Data and Model Integration Challenges for Integrated Production Forecasting-Experience from Super-Giant Onshore Fields
Authors
Nagaraju Reddicharla (ADNOC Onshore) | Rachelle Christine Cornwall (ADNOC Onshore) | Erismar Rubio (ADNOC Onshore) | Sandeep Soni (Weatherford) | Jose Isambertt (Weatherford)
Publisher
SPE - Society of Petroleum Engineers
Publication Date
March 18, 2019
Source
SPE Middle East Oil and Gas Show and Conference, 18-21 March, Manama, Bahrain
Paper ID
SPE-194735-MS
Abstract
To optimize production of a supergiant field, operators require an integrated approach to production forecasting that incorporate subsurface models of multiple reservoirs, well performance, surface equipment and facility constraints. This helps asset managers plan and optimize production on a well-by-well basis to achieve maximum system deliverability. This paper addresses challenges of integrating huge amounts of data, model framework and automated workflows to identify opportunities in debottlenecking, production target sustainability and deliverability.
The integrated production system model involves a simplistic bottom-up approach, in which advanced integration of subsurface and surface elements was facilitated through automated workflows within a digital oilfield system.
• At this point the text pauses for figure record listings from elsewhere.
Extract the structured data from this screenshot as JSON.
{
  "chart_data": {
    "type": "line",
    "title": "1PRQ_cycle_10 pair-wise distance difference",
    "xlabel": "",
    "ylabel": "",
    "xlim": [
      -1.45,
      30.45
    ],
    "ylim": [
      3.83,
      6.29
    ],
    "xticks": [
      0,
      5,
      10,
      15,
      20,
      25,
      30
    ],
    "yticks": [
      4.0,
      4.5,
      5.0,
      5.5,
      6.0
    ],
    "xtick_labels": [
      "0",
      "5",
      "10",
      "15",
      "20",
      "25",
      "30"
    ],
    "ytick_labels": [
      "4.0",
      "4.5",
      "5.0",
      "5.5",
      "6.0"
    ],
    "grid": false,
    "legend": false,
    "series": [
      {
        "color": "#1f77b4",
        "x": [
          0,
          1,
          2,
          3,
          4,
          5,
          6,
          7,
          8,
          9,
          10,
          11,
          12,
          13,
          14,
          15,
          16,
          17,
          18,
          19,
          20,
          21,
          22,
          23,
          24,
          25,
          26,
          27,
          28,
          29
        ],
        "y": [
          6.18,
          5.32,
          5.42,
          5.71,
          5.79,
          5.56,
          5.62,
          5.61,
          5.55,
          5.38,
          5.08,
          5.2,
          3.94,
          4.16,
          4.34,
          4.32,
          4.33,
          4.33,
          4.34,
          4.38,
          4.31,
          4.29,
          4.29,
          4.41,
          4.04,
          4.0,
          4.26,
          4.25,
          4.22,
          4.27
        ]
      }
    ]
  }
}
These automated workflows enable converting multiple reservoir simulation output files to a standard format and mapping of common well names in simulation outputs and in well and facility models. An event-controlled scheduling process in a single working environment enabled analysis of production targets in realistic facility situations for future time steps. The decline in reservoir pressure is modeled, with new well performance in facility model based on changing reservoir conditions.
This automated environment has been adapted to evaluate two giant onshore fields encompassing multiple reservoirs, thousands of wells and numerous distributed-process facilities. The forecasting process confirms deliverability of planned and sustainable production and identifies opportunities for additional field potential, thus facilitating CAPEX optimization for future well costs. The integrated asset forecast was successfully carried out over a five- year timeframe at monthly intervals. One of the most important results obtained from such a forecast simulation was obtaining the maximum feasible rates that can be expected from the asset for each month during the next five years. This collaborative solution has successfully demonstrated the value of data and software integration, and addressed the challenges in integrated production forecasting. The results prove that this is a powerful tool for short- and medium- term forecasting, enabling asset managers to plan field operations, drilling, workovers, and facility improvement projects
This paper describes an integrated production forecasting setup. The case study explains process steps, challenges, simplification and results. The modeling and integration process enables the asset operator to plan remedial subsurface and surface projects to sustain planned rates over time. The forecasting process helps in quick business decision making, thus minimizing uncertainties in deliverability of future production mandates and highlights production-enhancement opportunities.